Claire Coutinho emerged as the Tory frontbencher taking deputy prime minister’s questions today, with the shadow energy secretary focusing on oil and gas licences and cabinet dysfunction. Those two topics are more closely related this week than usual: Coutinho wanted to exploit the report that Ed Miliband had ‘ghosted’ Keir Starmer when the Prime Minister was trying to get him to accept a cut to his departmental budget. She was also keen to talk about North Sea exploration, given tomorrow is the Aberdeen South by-election.
Lammy had been well prepared for these questions, but didn’t seem particularly passionate or personally invested in them
David Lammy, standing in for Starmer, was ready for the ghosting story, responding to it even before Coutinho had raised it. He told her in his first answer not to believe everything she read in the papers, adding: ‘The Prime Minister and the Energy Secretary have been discussing cutting bills by over £100, we’ve got our warm homes plan lifting millions of families out of fuel poverty and securing enough energy projects to power 23 million homes. She was the energy secretary who left our country exposed to global fossil fuel markets.’
The shadow energy secretary claimed bills had come down when she was a minister, and asked him how many jobs had been lost in Aberdeen due to ‘pointless virtue signalling’ since Labour had come to power. Lammy replied that she had once enthusiastically championed net zero when she was in government as energy secretary, but had ‘forgotten because they’re desperately chasing Reform’ now. He listed the investment that the government had put into the industry and Aberdeen specifically.
Coutinho came back to argue that 1,000 jobs were being lost in the oil industry every month, and that those who were losing their jobs were moving into new roles which are paid half as much. How would he feel if the government forced him to take a pay cut, she asked. Lammy insisted that ‘we’re not turning off the taps’ and that Labour was championing a ‘mixed economy’. He had been well prepared for these questions, but didn’t seem particularly passionate or personally invested in them. This is unusual for Lammy, who is normally very high energy at the dispatch box.

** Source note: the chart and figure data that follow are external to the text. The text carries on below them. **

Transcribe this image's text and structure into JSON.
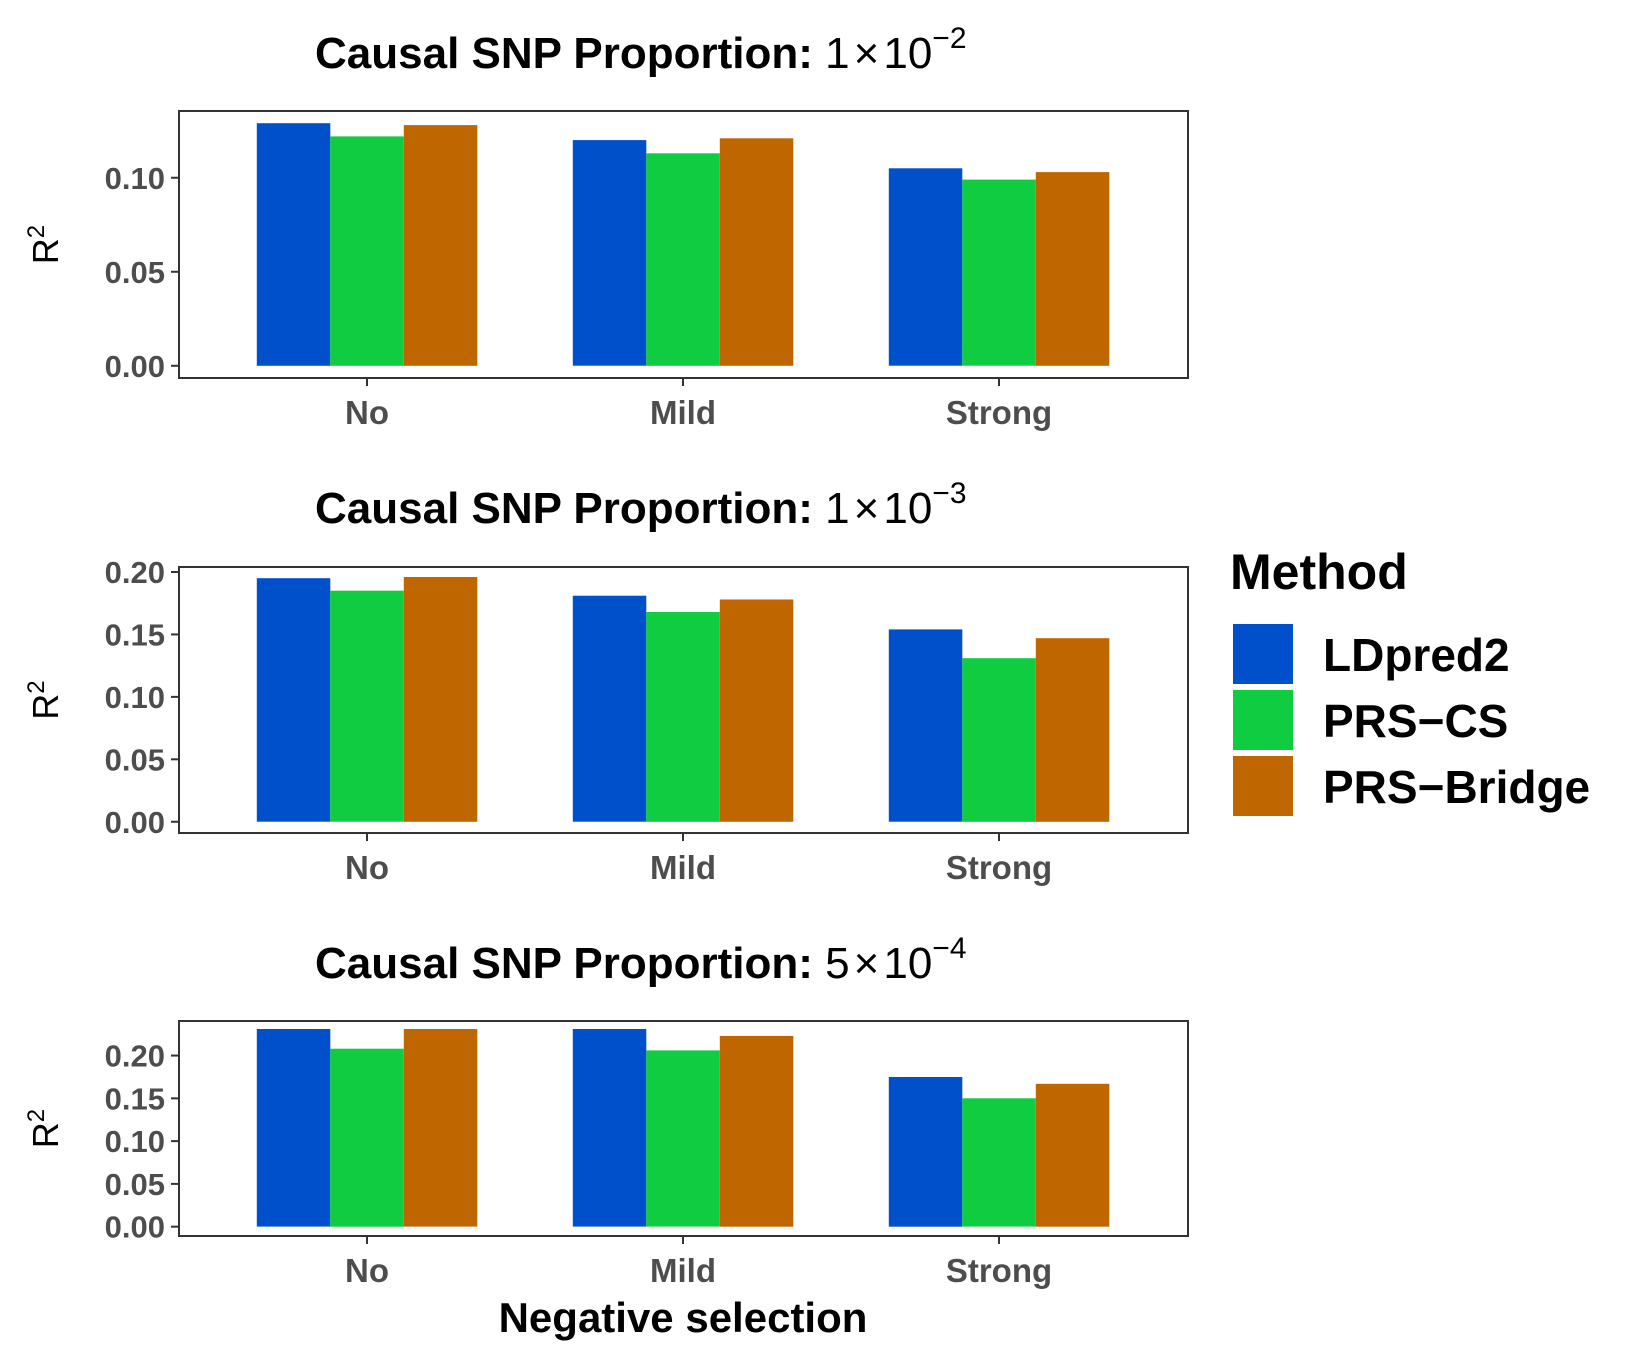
{
  "chart_data": [
    {
      "type": "bar",
      "title": "Causal SNP Proportion:",
      "title_value": {
        "mantissa": "1",
        "times": "×",
        "base": "10",
        "exponent": "−2"
      },
      "categories": [
        "No",
        "Mild",
        "Strong"
      ],
      "series": [
        {
          "name": "LDpred2",
          "values": [
            0.129,
            0.12,
            0.105
          ]
        },
        {
          "name": "PRS-CS",
          "values": [
            0.122,
            0.113,
            0.099
          ]
        },
        {
          "name": "PRS-Bridge",
          "values": [
            0.128,
            0.121,
            0.103
          ]
        }
      ],
      "ylabel": {
        "base": "R",
        "sup": "2"
      },
      "yticks": [
        0.0,
        0.05,
        0.1
      ],
      "ytick_labels": [
        "0.00",
        "0.05",
        "0.10"
      ],
      "ylim": [
        -0.0065,
        0.1355
      ]
    },
    {
      "type": "bar",
      "title": "Causal SNP Proportion:",
      "title_value": {
        "mantissa": "1",
        "times": "×",
        "base": "10",
        "exponent": "−3"
      },
      "categories": [
        "No",
        "Mild",
        "Strong"
      ],
      "series": [
        {
          "name": "LDpred2",
          "values": [
            0.195,
            0.181,
            0.154
          ]
        },
        {
          "name": "PRS-CS",
          "values": [
            0.185,
            0.168,
            0.131
          ]
        },
        {
          "name": "PRS-Bridge",
          "values": [
            0.196,
            0.178,
            0.147
          ]
        }
      ],
      "ylabel": {
        "base": "R",
        "sup": "2"
      },
      "yticks": [
        0.0,
        0.05,
        0.1,
        0.15,
        0.2
      ],
      "ytick_labels": [
        "0.00",
        "0.05",
        "0.10",
        "0.15",
        "0.20"
      ],
      "ylim": [
        -0.009,
        0.204
      ]
    },
    {
      "type": "bar",
      "title": "Causal SNP Proportion:",
      "title_value": {
        "mantissa": "5",
        "times": "×",
        "base": "10",
        "exponent": "−4"
      },
      "categories": [
        "No",
        "Mild",
        "Strong"
      ],
      "series": [
        {
          "name": "LDpred2",
          "values": [
            0.231,
            0.231,
            0.175
          ]
        },
        {
          "name": "PRS-CS",
          "values": [
            0.208,
            0.206,
            0.15
          ]
        },
        {
          "name": "PRS-Bridge",
          "values": [
            0.231,
            0.223,
            0.167
          ]
        }
      ],
      "ylabel": {
        "base": "R",
        "sup": "2"
      },
      "yticks": [
        0.0,
        0.05,
        0.1,
        0.15,
        0.2
      ],
      "ytick_labels": [
        "0.00",
        "0.05",
        "0.10",
        "0.15",
        "0.20"
      ],
      "ylim": [
        -0.0109,
        0.2404
      ]
    }
  ],
  "xlabel": "Negative selection",
  "legend": {
    "title": "Method",
    "position": "right",
    "entries": [
      {
        "name": "LDpred2",
        "color": "#0050cc"
      },
      {
        "name": "PRS−CS",
        "color": "#0fcc41"
      },
      {
        "name": "PRS−Bridge",
        "color": "#c06600"
      }
    ]
  },
  "colors": {
    "panel_border": "#333333",
    "tick_text": "#4d4d4d"
  }
}
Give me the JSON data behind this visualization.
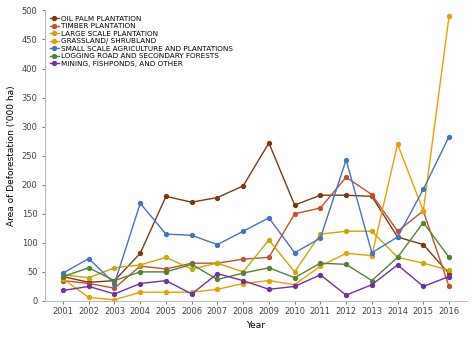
{
  "years": [
    2001,
    2002,
    2003,
    2004,
    2005,
    2006,
    2007,
    2008,
    2009,
    2010,
    2011,
    2012,
    2013,
    2014,
    2015,
    2016
  ],
  "series": [
    {
      "label": "OIL PALM PLANTATION",
      "color": "#7B3A10",
      "marker": "o",
      "values": [
        42,
        32,
        35,
        82,
        180,
        170,
        178,
        198,
        272,
        165,
        182,
        182,
        180,
        110,
        97,
        47
      ]
    },
    {
      "label": "TIMBER PLANTATION",
      "color": "#C0522A",
      "marker": "o",
      "values": [
        35,
        30,
        22,
        60,
        55,
        65,
        65,
        72,
        75,
        150,
        160,
        213,
        183,
        120,
        155,
        25
      ]
    },
    {
      "label": "LARGE SCALE PLANTATION",
      "color": "#C8A800",
      "marker": "o",
      "values": [
        45,
        40,
        57,
        62,
        75,
        55,
        65,
        50,
        105,
        50,
        115,
        120,
        120,
        75,
        65,
        53
      ]
    },
    {
      "label": "GRASSLAND/ SHRUBLAND",
      "color": "#E8A000",
      "marker": "o",
      "values": [
        38,
        6,
        2,
        15,
        15,
        15,
        20,
        30,
        35,
        28,
        60,
        82,
        78,
        270,
        155,
        490
      ]
    },
    {
      "label": "SMALL SCALE AGRICULTURE AND PLANTATIONS",
      "color": "#4472C4",
      "marker": "o",
      "values": [
        48,
        73,
        30,
        168,
        115,
        113,
        97,
        120,
        143,
        83,
        108,
        243,
        83,
        110,
        192,
        283
      ]
    },
    {
      "label": "LOGGING ROAD AND SECONDARY FORESTS",
      "color": "#548235",
      "marker": "o",
      "values": [
        42,
        57,
        35,
        50,
        50,
        63,
        37,
        48,
        57,
        40,
        65,
        63,
        35,
        75,
        135,
        75
      ]
    },
    {
      "label": "MINING, FISHPONDS, AND OTHER",
      "color": "#7030A0",
      "marker": "o",
      "values": [
        18,
        25,
        12,
        30,
        35,
        12,
        47,
        35,
        20,
        25,
        45,
        10,
        28,
        62,
        25,
        42
      ]
    }
  ],
  "ylim": [
    0,
    500
  ],
  "yticks": [
    0,
    50,
    100,
    150,
    200,
    250,
    300,
    350,
    400,
    450,
    500
  ],
  "xlabel": "Year",
  "ylabel": "Area of Deforestation ('000 ha)",
  "bg_color": "#ffffff",
  "axis_fontsize": 6.5,
  "legend_fontsize": 5.2,
  "tick_fontsize": 6.0,
  "linewidth": 1.0,
  "markersize": 2.8
}
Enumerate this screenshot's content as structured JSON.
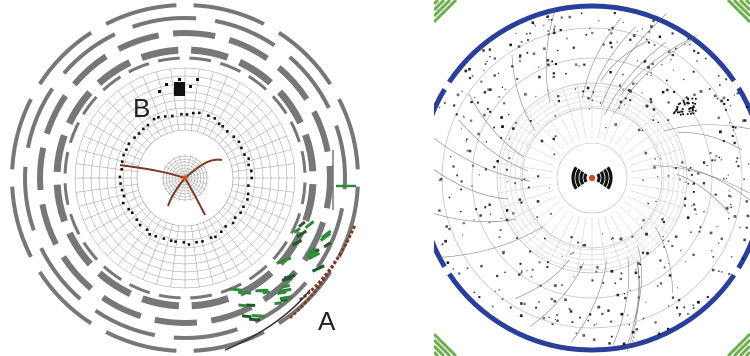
{
  "left_display": {
    "labels": {
      "a": "A",
      "b": "B"
    },
    "colors": {
      "detector": "#777777",
      "grid": "#9a9a9a",
      "track": "#7a3a22",
      "shower_green": "#2f8a3a",
      "dark_green": "#1f5a2a",
      "hits": "#111111"
    }
  },
  "right_display": {
    "colors": {
      "outer_ring": "#2a3f9a",
      "corner_marks": "#6ab04c",
      "hits": "#111111",
      "grid": "#bdbdbd",
      "center": "#d94a1a"
    }
  }
}
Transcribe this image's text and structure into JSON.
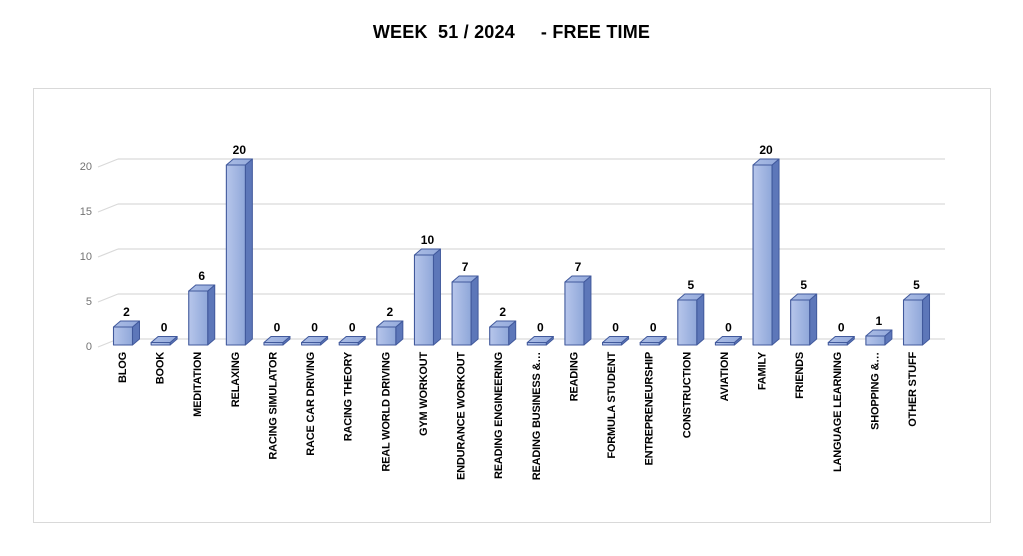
{
  "header": {
    "title": "WEEK  51 / 2024     - FREE TIME"
  },
  "chart_data": {
    "type": "bar",
    "style": "3d-column",
    "title": "WEEK  51 / 2024     - FREE TIME",
    "categories": [
      "BLOG",
      "BOOK",
      "MEDITATION",
      "RELAXING",
      "RACING SIMULATOR",
      "RACE CAR DRIVING",
      "RACING THEORY",
      "REAL WORLD DRIVING",
      "GYM WORKOUT",
      "ENDURANCE WORKOUT",
      "READING ENGINEERING",
      "READING BUSINESS &…",
      "READING",
      "FORMULA STUDENT",
      "ENTREPRENEURSHIP",
      "CONSTRUCTION",
      "AVIATION",
      "FAMILY",
      "FRIENDS",
      "LANGUAGE LEARNING",
      "SHOPPING &…",
      "OTHER STUFF"
    ],
    "values": [
      2,
      0,
      6,
      20,
      0,
      0,
      0,
      2,
      10,
      7,
      2,
      0,
      7,
      0,
      0,
      5,
      0,
      20,
      5,
      0,
      1,
      5
    ],
    "data_labels": true,
    "xlabel": "",
    "ylabel": "",
    "yticks": [
      0,
      5,
      10,
      15,
      20
    ],
    "ylim": [
      0,
      20
    ],
    "grid": true,
    "legend_position": "none",
    "colors": {
      "bar_front_light": "#b7c6eb",
      "bar_front_dark": "#8fa7d9",
      "bar_top": "#94aadc",
      "bar_top_light": "#aabce4",
      "bar_side": "#5d77b9",
      "bar_outline": "#41599c",
      "gridline": "#d9d9d9",
      "tick_label": "#737373",
      "value_label": "#000000",
      "frame_border": "#d9d9d9",
      "background": "#ffffff"
    }
  }
}
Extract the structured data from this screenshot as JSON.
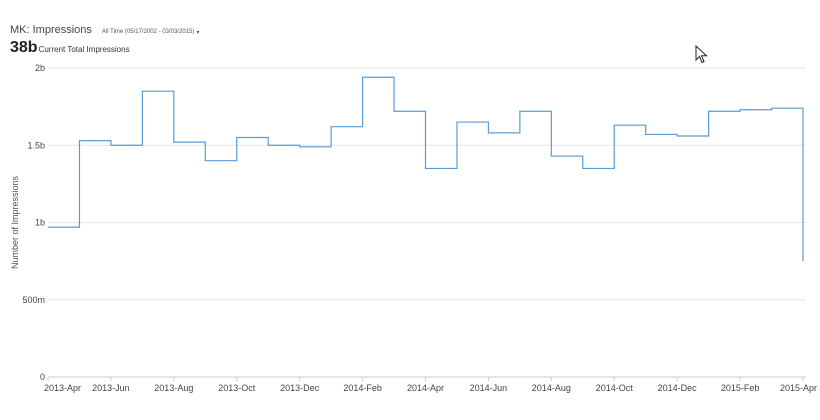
{
  "header": {
    "title": "MK: Impressions",
    "range_label": "All Time (05/17/2002 - 03/03/2015)",
    "range_caret": "▾"
  },
  "summary": {
    "total_value": "38b",
    "total_label": "Current Total Impressions"
  },
  "colors": {
    "line": "#5b9bd5",
    "grid": "#e6e6e6",
    "axis": "#cccccc"
  },
  "chart_data": {
    "type": "line",
    "step": true,
    "ylabel": "Number of Impressions",
    "ylim": [
      0,
      2000000000
    ],
    "y_ticks": [
      {
        "value": 0,
        "label": "0"
      },
      {
        "value": 500000000,
        "label": "500m"
      },
      {
        "value": 1000000000,
        "label": "1b"
      },
      {
        "value": 1500000000,
        "label": "1.5b"
      },
      {
        "value": 2000000000,
        "label": "2b"
      }
    ],
    "x_ticks": [
      "2013-Apr",
      "2013-Jun",
      "2013-Aug",
      "2013-Oct",
      "2013-Dec",
      "2014-Feb",
      "2014-Apr",
      "2014-Jun",
      "2014-Aug",
      "2014-Oct",
      "2014-Dec",
      "2015-Feb",
      "2015-Apr"
    ],
    "x": [
      "2013-Apr",
      "2013-May",
      "2013-Jun",
      "2013-Jul",
      "2013-Aug",
      "2013-Sep",
      "2013-Oct",
      "2013-Nov",
      "2013-Dec",
      "2014-Jan",
      "2014-Feb",
      "2014-Mar",
      "2014-Apr",
      "2014-May",
      "2014-Jun",
      "2014-Jul",
      "2014-Aug",
      "2014-Sep",
      "2014-Oct",
      "2014-Nov",
      "2014-Dec",
      "2015-Jan",
      "2015-Feb",
      "2015-Mar",
      "2015-Apr"
    ],
    "series": [
      {
        "values": [
          970000000,
          1530000000,
          1500000000,
          1850000000,
          1520000000,
          1400000000,
          1550000000,
          1500000000,
          1490000000,
          1620000000,
          1940000000,
          1720000000,
          1350000000,
          1650000000,
          1580000000,
          1720000000,
          1430000000,
          1350000000,
          1630000000,
          1570000000,
          1560000000,
          1720000000,
          1730000000,
          1740000000,
          750000000
        ]
      }
    ]
  }
}
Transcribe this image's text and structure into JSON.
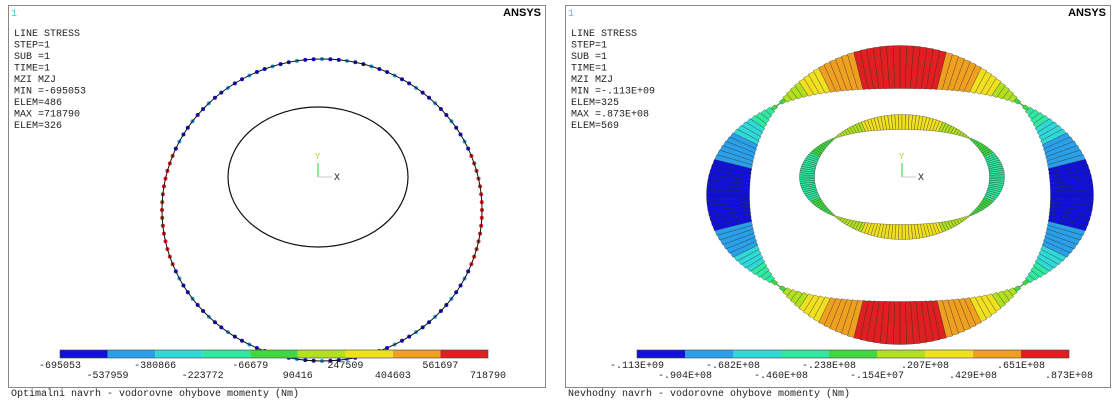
{
  "panels": [
    {
      "window_number": "1",
      "logo": "ANSYS",
      "info": [
        "LINE STRESS",
        "STEP=1",
        "SUB =1",
        "TIME=1",
        "MZI      MZJ",
        "MIN =-695053",
        "ELEM=486",
        "MAX =718790",
        "ELEM=326"
      ],
      "axis_y": "Y",
      "axis_x": "X",
      "legend": [
        "-695053",
        "-537959",
        "-380866",
        "-223772",
        "-66679",
        "90416",
        "247509",
        "404603",
        "561697",
        "718790"
      ],
      "caption": "Optimalni navrh - vodorovne ohybove momenty (Nm)"
    },
    {
      "window_number": "1",
      "logo": "ANSYS",
      "info": [
        "LINE STRESS",
        "STEP=1",
        "SUB =1",
        "TIME=1",
        "MZI      MZJ",
        "MIN =-.113E+09",
        "ELEM=325",
        "MAX =.873E+08",
        "ELEM=569"
      ],
      "axis_y": "Y",
      "axis_x": "X",
      "legend": [
        "-.113E+09",
        "-.904E+08",
        "-.682E+08",
        "-.460E+08",
        "-.238E+08",
        "-.154E+07",
        ".207E+08",
        ".429E+08",
        ".651E+08",
        ".873E+08"
      ],
      "caption": "Nevhodny navrh - vodorovne ohybove momenty (Nm)"
    }
  ]
}
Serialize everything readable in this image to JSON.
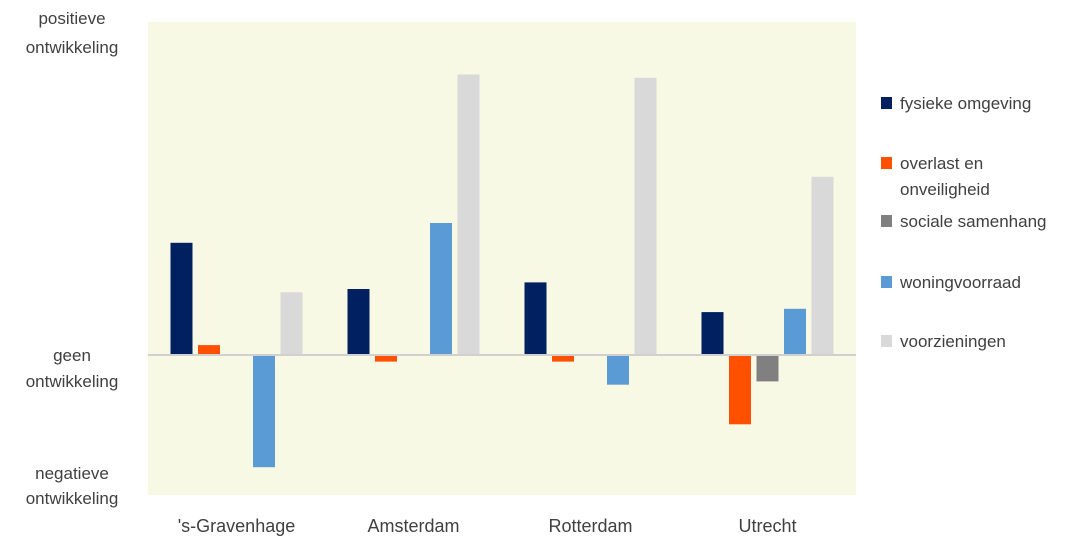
{
  "chart_data": {
    "type": "bar",
    "categories": [
      "'s-Gravenhage",
      "Amsterdam",
      "Rotterdam",
      "Utrecht"
    ],
    "y_annotations": {
      "top": [
        "positieve",
        "ontwikkeling"
      ],
      "middle": [
        "geen",
        "ontwikkeling"
      ],
      "bottom": [
        "negatieve",
        "ontwikkeling"
      ]
    },
    "ylim": [
      -1,
      1
    ],
    "legend_position": "right",
    "plot_background": "#f7f9e4",
    "series": [
      {
        "name": "fysieke omgeving",
        "name_lines": [
          "fysieke omgeving"
        ],
        "color": "#002060",
        "values": [
          0.34,
          0.2,
          0.22,
          0.13
        ]
      },
      {
        "name": "overlast en onveiligheid",
        "name_lines": [
          "overlast en",
          "onveiligheid"
        ],
        "color": "#ff5000",
        "values": [
          0.03,
          -0.02,
          -0.02,
          -0.21
        ]
      },
      {
        "name": "sociale samenhang",
        "name_lines": [
          "sociale samenhang"
        ],
        "color": "#808080",
        "values": [
          0,
          0,
          0,
          -0.08
        ]
      },
      {
        "name": "woningvoorraad",
        "name_lines": [
          "woningvoorraad"
        ],
        "color": "#5b9bd5",
        "values": [
          -0.34,
          0.4,
          -0.09,
          0.14
        ]
      },
      {
        "name": "voorzieningen",
        "name_lines": [
          "voorzieningen"
        ],
        "color": "#d9d9d9",
        "values": [
          0.19,
          0.85,
          0.84,
          0.54
        ]
      }
    ]
  }
}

Finally Coutinho raised the ‘ghosting’ story, to which Lammy again told her to stop reading the newspapers. ‘When the defence investment plan is published, it will set out how every government department is contributing to defence including the energy department. We will always put national security first.’ He also said energy bills would have been higher if the UK had followed Kemi Badenoch’s advice and gone ‘feet first’ into the war in Iran. Coutinho replied ‘if everything is so hunky dory, why did half of his defence team quit last week?’ She then listed projects that the government could find money for instead of funding the DIP. She described Miliband as ‘out of control’.
Lammy returned that defence was the ‘number one priority’ and then listed resignations of previous Tory defence secretaries, as though the Conservatives being bad was enough to make Labour fine. ‘If everything is fine,’ asked Coutinho, ‘why is he here?’ She was pointing at the newly installed Dan Jarvis, who was sitting on the government frontbench next to Lammy. Lammy decided to answer the question as though it referred to him, saying he was there because the Prime Minister was at the G7. He didn’t look like he’d regretted standing in this time, but neither did he manage to sound that enthusiastic about Starmer.